Désinformation et terrorisme : Bamako dénonce une stratégie coordonnée

par Ahmat Tahir Bakhit

Après les attaques du 25 avril au Mali, une autre bataille se joue : celle de l'information. Entre récits médiatiques contestés et accusations d'ingérence, Bamako dénonce une guerre invisible visant à fragiliser l'État et influencer l'opinion internationale.

Dans cet épisode d'Avenir Souverain, le docteur Fousseynou Ouattara, vice-président de la commission sécurité et défense du Conseil national de transition du Mali, décrypte une réalité souvent ignorée : derrière les attaques coordonnées menées par les groupes terroristes JNIM et FLA le 25 avril, se déploie, selon lui, une véritable guerre informationnelle.

Le parlementaire revient sur la réaction jugée insuffisante de certaines chancelleries occidentales, notamment française, qui se sont limitées à exprimer une "préoccupation" sans condamnation explicite des groupes armés, y voyant moins une posture diplomatique qu'un positionnement révélateur.

Selon lui, cette séquence s'inscrit dans une stratégie plus large où les récits médiatiques orientent la perception du conflit, en mettant en avant certains angles comme l'absence d'adresse du président tout en minimisant l'engagement des autorités et la mobilisation populaire.
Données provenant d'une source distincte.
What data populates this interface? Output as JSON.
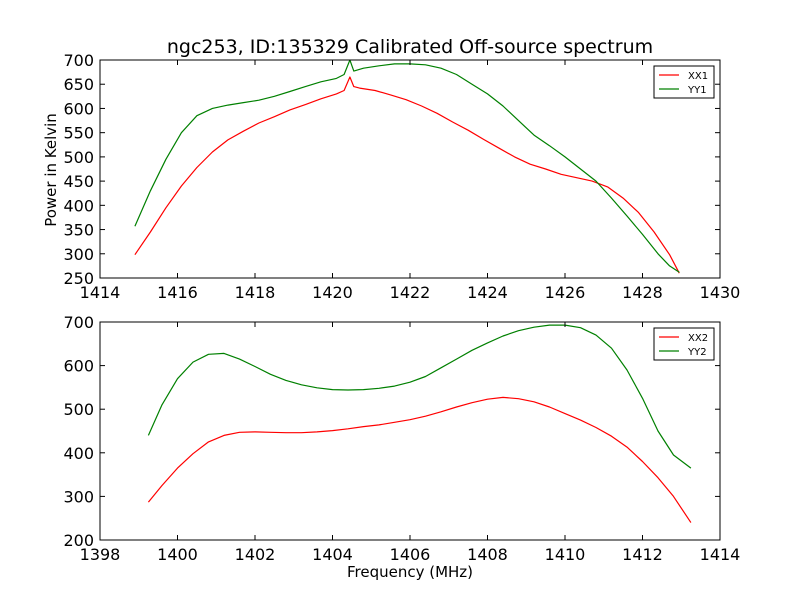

Il évoque également une orchestration mêlant désinformation, manipulation d'images et usage de l'intelligence artificielle, dans un contexte qu'il estime marqué par des soutiens extérieurs et des intérêts géopolitiques.
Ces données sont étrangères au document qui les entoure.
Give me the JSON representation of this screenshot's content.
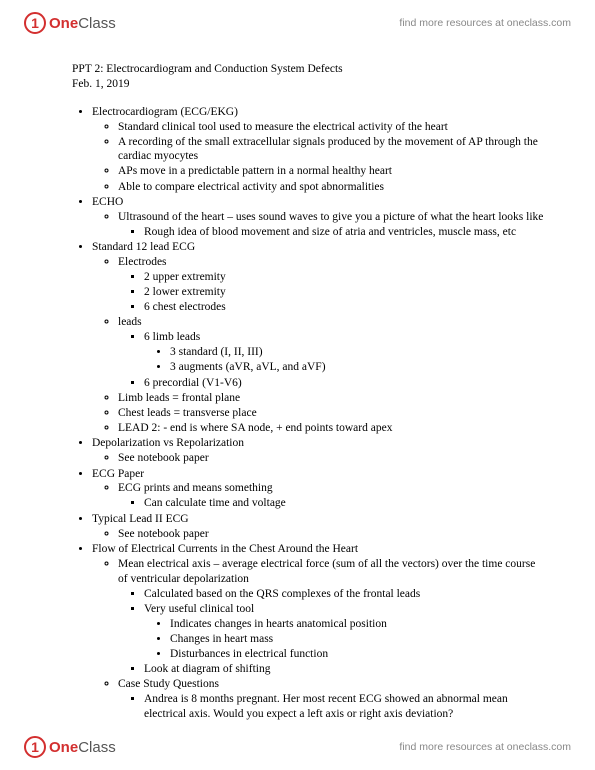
{
  "brand": {
    "icon_glyph": "1",
    "one": "One",
    "class": "Class",
    "tagline": "find more resources at oneclass.com"
  },
  "doc": {
    "title": "PPT 2: Electrocardiogram and Conduction System Defects",
    "date": "Feb. 1, 2019"
  },
  "b": {
    "l1": "Electrocardiogram (ECG/EKG)",
    "l1a": "Standard clinical tool used to measure the electrical activity of the heart",
    "l1b": "A recording of the small extracellular signals produced by the movement of AP through the cardiac myocytes",
    "l1c": "APs move in a predictable pattern in a normal healthy heart",
    "l1d": "Able to compare electrical activity and spot abnormalities",
    "l2": "ECHO",
    "l2a": "Ultrasound of the heart – uses sound waves to give you a picture of what the heart looks like",
    "l2a1": "Rough idea of blood movement and size of atria and ventricles, muscle mass, etc",
    "l3": "Standard 12 lead ECG",
    "l3a": "Electrodes",
    "l3a1": "2 upper extremity",
    "l3a2": "2 lower extremity",
    "l3a3": "6 chest electrodes",
    "l3b": "leads",
    "l3b1": "6 limb leads",
    "l3b1a": "3 standard (I, II, III)",
    "l3b1b": "3 augments (aVR, aVL, and aVF)",
    "l3b2": "6 precordial (V1-V6)",
    "l3c": "Limb leads = frontal plane",
    "l3d": "Chest leads = transverse place",
    "l3e": "LEAD 2: - end is where SA node, + end points toward apex",
    "l4": "Depolarization vs Repolarization",
    "l4a": "See notebook paper",
    "l5": "ECG Paper",
    "l5a": "ECG prints and means something",
    "l5a1": "Can calculate time and voltage",
    "l6": "Typical Lead II ECG",
    "l6a": "See notebook paper",
    "l7": "Flow of Electrical Currents in the Chest Around the Heart",
    "l7a": "Mean electrical axis – average electrical force (sum of all the vectors) over the time course of ventricular depolarization",
    "l7a1": "Calculated based on the QRS complexes of the frontal leads",
    "l7a2": "Very useful clinical tool",
    "l7a2a": "Indicates changes in hearts anatomical position",
    "l7a2b": "Changes in heart mass",
    "l7a2c": "Disturbances in electrical function",
    "l7a3": "Look at diagram of shifting",
    "l7b": "Case Study Questions",
    "l7b1": "Andrea is 8 months pregnant. Her most recent ECG showed an abnormal mean electrical axis. Would you expect a left axis or right axis deviation?"
  }
}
"Tout cela a été orchestré avant même les attaques. Ce sont des actions coordonnées, dirigées, avec même l'utilisation de l'intelligence artificielle pour faire dire à nos dirigeants ce qu'ils n'ont pas dit et diffuser de fausses informations. C'est une véritable guerre informationnelle, avec des laboratoires qui travaillent dans ce sens. Mais ils ont oublié une chose : ils pensaient pouvoir conditionner notre réaction. Cela n'a pas été le cas. Le président était sur le terrain, en train de sécuriser le pays, pas en train de faire de la communication. Et le peuple, lui, ne s'est pas trompé. Il n'a pas paniqué, il a fait confiance", dénonce le parlementaire.